Пашенька была знакомая детства отца Сергия, девочка, которая была жалкой уже тогда. Когда Пашенька подросла, она со свойственной женщинам определённого рода разборчивостью подобрала себе такого мужа, который не только пропил её приданое, но и всё, что заработал прежде, и оставил без средств к существованию не только её саму, но и детей. Пашенька стала ещё более жалкой.
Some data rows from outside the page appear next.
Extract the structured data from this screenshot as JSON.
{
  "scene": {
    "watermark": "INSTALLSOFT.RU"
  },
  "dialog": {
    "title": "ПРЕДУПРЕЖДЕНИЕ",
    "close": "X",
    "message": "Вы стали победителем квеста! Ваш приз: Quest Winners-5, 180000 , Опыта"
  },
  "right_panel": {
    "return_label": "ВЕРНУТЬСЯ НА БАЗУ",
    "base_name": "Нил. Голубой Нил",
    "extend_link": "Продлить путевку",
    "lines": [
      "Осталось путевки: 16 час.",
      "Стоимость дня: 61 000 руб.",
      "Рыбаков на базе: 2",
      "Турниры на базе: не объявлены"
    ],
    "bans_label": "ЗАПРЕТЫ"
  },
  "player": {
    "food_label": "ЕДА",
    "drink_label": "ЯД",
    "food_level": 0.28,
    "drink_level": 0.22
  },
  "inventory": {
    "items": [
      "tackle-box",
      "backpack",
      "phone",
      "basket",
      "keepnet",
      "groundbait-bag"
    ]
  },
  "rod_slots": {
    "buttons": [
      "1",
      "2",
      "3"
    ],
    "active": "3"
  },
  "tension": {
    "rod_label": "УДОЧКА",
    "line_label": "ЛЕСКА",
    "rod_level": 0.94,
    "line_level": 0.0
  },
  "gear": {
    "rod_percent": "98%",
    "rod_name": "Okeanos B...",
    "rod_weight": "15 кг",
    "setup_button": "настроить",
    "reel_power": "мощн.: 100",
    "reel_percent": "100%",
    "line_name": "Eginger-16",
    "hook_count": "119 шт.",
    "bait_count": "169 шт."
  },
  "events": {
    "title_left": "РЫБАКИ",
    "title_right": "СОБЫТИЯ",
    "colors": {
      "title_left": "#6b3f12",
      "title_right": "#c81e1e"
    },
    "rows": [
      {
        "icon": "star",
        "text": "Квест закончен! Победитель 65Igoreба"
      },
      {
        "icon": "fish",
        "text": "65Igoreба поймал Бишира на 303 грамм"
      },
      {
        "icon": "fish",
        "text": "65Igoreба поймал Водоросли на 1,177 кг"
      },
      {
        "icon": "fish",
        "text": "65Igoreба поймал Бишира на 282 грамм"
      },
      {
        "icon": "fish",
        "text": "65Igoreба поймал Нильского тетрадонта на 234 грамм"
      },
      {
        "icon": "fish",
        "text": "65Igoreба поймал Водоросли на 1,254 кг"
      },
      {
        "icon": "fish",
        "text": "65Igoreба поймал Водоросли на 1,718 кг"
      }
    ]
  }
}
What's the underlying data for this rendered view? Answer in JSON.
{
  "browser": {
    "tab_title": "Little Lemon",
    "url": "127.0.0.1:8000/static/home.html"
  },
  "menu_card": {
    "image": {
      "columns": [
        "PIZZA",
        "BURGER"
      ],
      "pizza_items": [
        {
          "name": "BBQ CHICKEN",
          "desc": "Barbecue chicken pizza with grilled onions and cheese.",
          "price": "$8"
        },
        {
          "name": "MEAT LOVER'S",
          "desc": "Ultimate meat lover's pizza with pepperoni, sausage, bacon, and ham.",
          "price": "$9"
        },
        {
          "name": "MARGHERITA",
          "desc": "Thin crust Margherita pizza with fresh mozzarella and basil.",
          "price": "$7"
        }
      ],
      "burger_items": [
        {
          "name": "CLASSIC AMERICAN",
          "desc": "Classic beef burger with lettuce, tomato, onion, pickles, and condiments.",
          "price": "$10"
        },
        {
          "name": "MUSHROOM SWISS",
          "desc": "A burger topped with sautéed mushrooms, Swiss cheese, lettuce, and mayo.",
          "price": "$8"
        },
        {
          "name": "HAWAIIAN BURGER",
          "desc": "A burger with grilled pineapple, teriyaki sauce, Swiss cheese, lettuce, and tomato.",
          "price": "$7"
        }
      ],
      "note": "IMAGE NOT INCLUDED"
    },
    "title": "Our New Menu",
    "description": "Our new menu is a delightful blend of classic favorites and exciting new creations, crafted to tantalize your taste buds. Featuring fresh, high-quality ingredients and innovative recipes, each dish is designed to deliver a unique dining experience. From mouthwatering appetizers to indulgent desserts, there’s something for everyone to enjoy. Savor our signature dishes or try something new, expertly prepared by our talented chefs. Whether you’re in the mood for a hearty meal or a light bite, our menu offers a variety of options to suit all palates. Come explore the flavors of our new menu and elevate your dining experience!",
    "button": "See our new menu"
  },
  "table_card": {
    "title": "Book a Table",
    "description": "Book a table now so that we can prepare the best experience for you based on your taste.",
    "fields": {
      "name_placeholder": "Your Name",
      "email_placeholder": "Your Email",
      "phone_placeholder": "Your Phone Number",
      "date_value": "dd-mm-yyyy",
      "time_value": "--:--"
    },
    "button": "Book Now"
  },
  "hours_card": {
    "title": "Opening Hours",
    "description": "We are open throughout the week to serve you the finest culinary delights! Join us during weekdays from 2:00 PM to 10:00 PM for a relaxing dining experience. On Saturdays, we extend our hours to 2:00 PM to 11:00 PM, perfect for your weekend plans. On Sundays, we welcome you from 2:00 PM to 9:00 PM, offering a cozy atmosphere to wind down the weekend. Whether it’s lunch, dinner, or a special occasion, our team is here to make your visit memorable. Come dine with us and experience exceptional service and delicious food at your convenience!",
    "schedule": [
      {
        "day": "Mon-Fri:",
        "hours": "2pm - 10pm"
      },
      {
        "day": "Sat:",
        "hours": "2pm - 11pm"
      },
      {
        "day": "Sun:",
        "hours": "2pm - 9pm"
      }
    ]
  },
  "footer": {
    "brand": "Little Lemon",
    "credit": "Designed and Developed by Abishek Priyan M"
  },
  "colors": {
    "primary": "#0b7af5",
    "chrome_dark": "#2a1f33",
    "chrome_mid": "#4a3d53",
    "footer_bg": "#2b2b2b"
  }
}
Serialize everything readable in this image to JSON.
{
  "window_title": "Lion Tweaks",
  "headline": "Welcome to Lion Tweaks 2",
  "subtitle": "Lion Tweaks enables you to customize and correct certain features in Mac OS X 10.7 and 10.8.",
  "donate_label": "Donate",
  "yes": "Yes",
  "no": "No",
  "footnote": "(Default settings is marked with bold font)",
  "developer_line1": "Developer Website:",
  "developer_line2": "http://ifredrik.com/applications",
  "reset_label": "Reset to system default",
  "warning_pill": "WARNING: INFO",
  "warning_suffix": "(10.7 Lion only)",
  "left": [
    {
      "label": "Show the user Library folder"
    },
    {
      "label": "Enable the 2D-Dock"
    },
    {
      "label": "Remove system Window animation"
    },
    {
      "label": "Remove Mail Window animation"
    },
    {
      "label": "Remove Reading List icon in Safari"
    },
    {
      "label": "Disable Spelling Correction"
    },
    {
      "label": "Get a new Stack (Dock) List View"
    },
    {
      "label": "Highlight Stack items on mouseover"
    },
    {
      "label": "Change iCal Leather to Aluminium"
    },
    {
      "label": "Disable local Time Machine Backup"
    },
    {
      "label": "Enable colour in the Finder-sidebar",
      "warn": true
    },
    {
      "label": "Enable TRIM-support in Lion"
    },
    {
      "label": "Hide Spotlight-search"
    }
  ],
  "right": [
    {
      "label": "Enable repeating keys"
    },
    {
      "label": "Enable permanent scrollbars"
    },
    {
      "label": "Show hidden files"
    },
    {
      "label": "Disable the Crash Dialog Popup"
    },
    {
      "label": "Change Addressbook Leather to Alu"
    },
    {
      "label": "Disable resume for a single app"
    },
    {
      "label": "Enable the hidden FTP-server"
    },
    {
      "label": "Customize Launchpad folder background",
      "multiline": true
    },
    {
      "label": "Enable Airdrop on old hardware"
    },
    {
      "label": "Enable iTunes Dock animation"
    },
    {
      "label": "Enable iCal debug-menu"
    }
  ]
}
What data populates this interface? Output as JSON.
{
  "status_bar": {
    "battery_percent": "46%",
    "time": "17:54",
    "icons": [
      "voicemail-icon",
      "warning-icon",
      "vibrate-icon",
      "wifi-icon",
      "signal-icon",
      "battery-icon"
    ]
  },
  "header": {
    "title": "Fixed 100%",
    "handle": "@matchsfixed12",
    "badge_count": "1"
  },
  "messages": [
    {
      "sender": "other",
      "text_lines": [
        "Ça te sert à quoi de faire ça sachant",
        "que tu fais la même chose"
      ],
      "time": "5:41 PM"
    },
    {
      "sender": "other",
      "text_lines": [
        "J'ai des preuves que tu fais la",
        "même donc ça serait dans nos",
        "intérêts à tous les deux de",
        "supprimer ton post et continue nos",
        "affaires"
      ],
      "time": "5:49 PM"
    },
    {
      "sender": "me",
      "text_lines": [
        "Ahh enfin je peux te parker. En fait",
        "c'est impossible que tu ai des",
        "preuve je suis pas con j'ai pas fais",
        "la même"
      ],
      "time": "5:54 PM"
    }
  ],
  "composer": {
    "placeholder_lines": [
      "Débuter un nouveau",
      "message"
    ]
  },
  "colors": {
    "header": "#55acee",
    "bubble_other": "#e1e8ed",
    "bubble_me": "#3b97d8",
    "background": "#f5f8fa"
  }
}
Дочь Пашеньки выбрала себе точно такого же мужа, как её отец, или он стал таким же, как её отец, в атмосфере, которую создавали в доме мать с дочерью, то есть он тоже спился и даже дошёл до того, что, как монах-отшельник, с людьми вместе не мог даже есть. Кормила их всех жалкая Пашенька, которая зарабатывала, как и положено жалкой, — некрофилической специальностью: учительствовала. Ничего странного в этом нет, более того, вполне закономерно и следует из определяющего жизнь садомазохистов принципа маятника: военный на службе вершит судьбами подчинённых, но дома, перед женой, или перед начальством мордобоец трансформируется в совершенное ничтожество; врач, поклявшийся спасать людей, оказывается на скамье подсудимых за многочисленные изнасилования и расчленения жертв; протестантский служка дома сквернословит — на работе же изъясняется на чрезмерно стерильном языке; признанный в народе и в церкви угодник на поверку оказывается гомосексуалистом или педофилом; а жалкая Пашенька, вокруг которой всё гибнет, занимается учительством.

Отец Сергий Пашеньку разыскал, и та его «научила» — он стал бродягой. (Заметьте: не работать пошёл, не стал душой наслаждаться за каким-нибудь созидательным делом, ведь созидательной души человек легко обучается всякому ремеслу, — а стал бродягой!) Как следует из текста «Отца Сергия», не только Стива Касатский, но и Толстой-проповедник счёл сию закономерную смену вывесок за преобразующее глубинное покаяние и, несомненно, весьма удивился бы, обнаружив в списке излюбленных некрофилами профессий кроме императора, военного, целителя, учителя, монаха, трупорезчика ещё и бродягу.